Preuve encore ! Le Ghana a vécu une transition démocratique avec un militaire président durant plus d'une décennie et une alternance démocratique stable qui fait la fierté de toute l'Afrique. L'un des militaires présidents à savoir Rawlings est un métis de père d'origine européenne ( Ecossais) et d'une mère ghanéenne mais il ne fut jamais rejeté pour cause de nationalité douteuse ! C'est pourquoi de nombreux Burkinabè avaient frémi lorsque l'ex ministre français de la Coopération, Michel Roussin, au cours d'une visite à Ouaga en 1993, avait déclaré : " Au moment où disparaît non loin d'ici un grand chef d'Etat charismatique, le président du Burkina est ceux qui auront à assurer et assumer l'héritage ". Le président Compaoré a tout intérêt de s'écarter des traces du vieux Boigny car la tuberculose ivoirienne risque d'être contagieuse pour le Burkina. Les germes sont déjà là, il ne reste qu'une petite toux pour la déclencher. Un grand homme disait : " Les problèmes politiques sont faciles à guérir au moment où ils sont difficiles à connaître et difficiles à guérir au moment où ils sont faciles à connaître ". La Côte d'Ivoire est une belle illustration.
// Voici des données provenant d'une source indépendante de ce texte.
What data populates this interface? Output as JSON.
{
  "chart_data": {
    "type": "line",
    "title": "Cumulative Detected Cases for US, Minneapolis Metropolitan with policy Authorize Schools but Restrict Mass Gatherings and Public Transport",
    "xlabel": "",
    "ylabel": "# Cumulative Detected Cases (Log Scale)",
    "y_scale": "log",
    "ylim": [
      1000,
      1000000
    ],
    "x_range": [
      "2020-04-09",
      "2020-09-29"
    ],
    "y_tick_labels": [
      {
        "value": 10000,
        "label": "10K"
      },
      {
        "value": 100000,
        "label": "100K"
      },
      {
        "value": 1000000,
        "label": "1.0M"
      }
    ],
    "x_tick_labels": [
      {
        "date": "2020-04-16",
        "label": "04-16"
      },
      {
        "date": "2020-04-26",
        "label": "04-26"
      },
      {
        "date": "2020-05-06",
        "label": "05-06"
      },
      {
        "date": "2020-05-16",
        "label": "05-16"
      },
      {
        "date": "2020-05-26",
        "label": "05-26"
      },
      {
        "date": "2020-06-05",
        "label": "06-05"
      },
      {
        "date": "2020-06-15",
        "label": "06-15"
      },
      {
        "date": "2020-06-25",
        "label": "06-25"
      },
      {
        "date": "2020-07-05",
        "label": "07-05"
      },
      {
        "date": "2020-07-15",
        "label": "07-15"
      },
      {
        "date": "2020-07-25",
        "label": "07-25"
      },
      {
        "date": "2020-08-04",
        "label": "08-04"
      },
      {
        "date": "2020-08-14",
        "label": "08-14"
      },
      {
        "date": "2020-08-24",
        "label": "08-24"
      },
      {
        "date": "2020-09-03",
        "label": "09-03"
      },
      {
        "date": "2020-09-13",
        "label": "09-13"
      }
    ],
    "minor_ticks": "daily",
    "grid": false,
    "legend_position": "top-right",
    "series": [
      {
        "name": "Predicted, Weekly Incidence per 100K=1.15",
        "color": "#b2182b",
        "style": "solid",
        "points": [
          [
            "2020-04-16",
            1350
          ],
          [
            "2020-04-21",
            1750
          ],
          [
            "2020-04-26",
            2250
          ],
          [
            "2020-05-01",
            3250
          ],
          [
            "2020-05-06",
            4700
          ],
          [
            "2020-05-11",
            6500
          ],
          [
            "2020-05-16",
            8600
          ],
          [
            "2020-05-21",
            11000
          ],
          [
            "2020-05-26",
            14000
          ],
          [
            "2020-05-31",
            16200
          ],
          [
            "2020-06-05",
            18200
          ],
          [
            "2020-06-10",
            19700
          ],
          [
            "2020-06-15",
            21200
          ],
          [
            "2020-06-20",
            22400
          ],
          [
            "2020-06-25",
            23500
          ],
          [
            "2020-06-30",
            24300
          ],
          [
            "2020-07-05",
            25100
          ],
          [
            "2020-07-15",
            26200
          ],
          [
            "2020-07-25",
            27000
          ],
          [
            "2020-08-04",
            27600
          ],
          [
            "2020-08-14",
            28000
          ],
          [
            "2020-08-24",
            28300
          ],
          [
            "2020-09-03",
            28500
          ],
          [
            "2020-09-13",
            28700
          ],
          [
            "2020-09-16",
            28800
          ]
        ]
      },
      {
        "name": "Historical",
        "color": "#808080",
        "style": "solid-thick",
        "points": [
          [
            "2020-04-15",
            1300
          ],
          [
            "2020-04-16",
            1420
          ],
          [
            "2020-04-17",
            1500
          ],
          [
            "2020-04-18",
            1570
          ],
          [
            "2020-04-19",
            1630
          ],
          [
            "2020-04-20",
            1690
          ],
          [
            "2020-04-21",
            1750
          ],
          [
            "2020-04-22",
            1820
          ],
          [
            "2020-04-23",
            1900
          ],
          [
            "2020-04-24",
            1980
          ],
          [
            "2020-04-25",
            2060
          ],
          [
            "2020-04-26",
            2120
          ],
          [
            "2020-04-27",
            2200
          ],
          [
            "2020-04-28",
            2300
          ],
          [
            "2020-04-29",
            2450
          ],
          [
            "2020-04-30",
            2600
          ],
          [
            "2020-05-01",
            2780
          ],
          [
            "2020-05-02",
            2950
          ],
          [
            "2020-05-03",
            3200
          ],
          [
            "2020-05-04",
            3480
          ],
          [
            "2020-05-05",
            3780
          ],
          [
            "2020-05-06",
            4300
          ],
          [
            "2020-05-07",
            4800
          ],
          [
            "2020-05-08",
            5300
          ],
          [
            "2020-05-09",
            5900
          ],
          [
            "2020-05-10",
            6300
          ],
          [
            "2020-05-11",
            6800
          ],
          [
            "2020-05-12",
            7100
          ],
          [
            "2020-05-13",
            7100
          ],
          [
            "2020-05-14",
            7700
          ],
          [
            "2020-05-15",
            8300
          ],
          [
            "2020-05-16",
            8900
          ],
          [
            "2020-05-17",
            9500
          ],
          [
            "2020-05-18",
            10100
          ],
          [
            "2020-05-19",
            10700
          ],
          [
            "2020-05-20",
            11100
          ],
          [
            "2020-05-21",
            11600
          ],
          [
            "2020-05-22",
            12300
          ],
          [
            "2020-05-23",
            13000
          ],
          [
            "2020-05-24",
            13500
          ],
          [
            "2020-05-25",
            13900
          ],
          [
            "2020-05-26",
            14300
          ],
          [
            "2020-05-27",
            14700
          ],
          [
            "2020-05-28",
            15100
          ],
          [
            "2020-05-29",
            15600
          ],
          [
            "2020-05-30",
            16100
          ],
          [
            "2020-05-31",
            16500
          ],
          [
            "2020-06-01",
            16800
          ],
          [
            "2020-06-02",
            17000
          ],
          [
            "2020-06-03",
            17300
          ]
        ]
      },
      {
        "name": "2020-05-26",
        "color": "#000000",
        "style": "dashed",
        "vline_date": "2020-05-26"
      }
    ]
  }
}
Les véritables dirigeants se mesurent par l'immensité de l'héritage empreint de valeurs de justice et d'équité, et d'humanisme laissées à leurs peuples. Et là, Nkrumah a réussi et est rentré dans la dimension noble et glorieuse de l'histoire. Malraux avait vu juste en écrivant : " Tout ce qui m'intéresse, ce n'est pas la politique, c'est l'histoire "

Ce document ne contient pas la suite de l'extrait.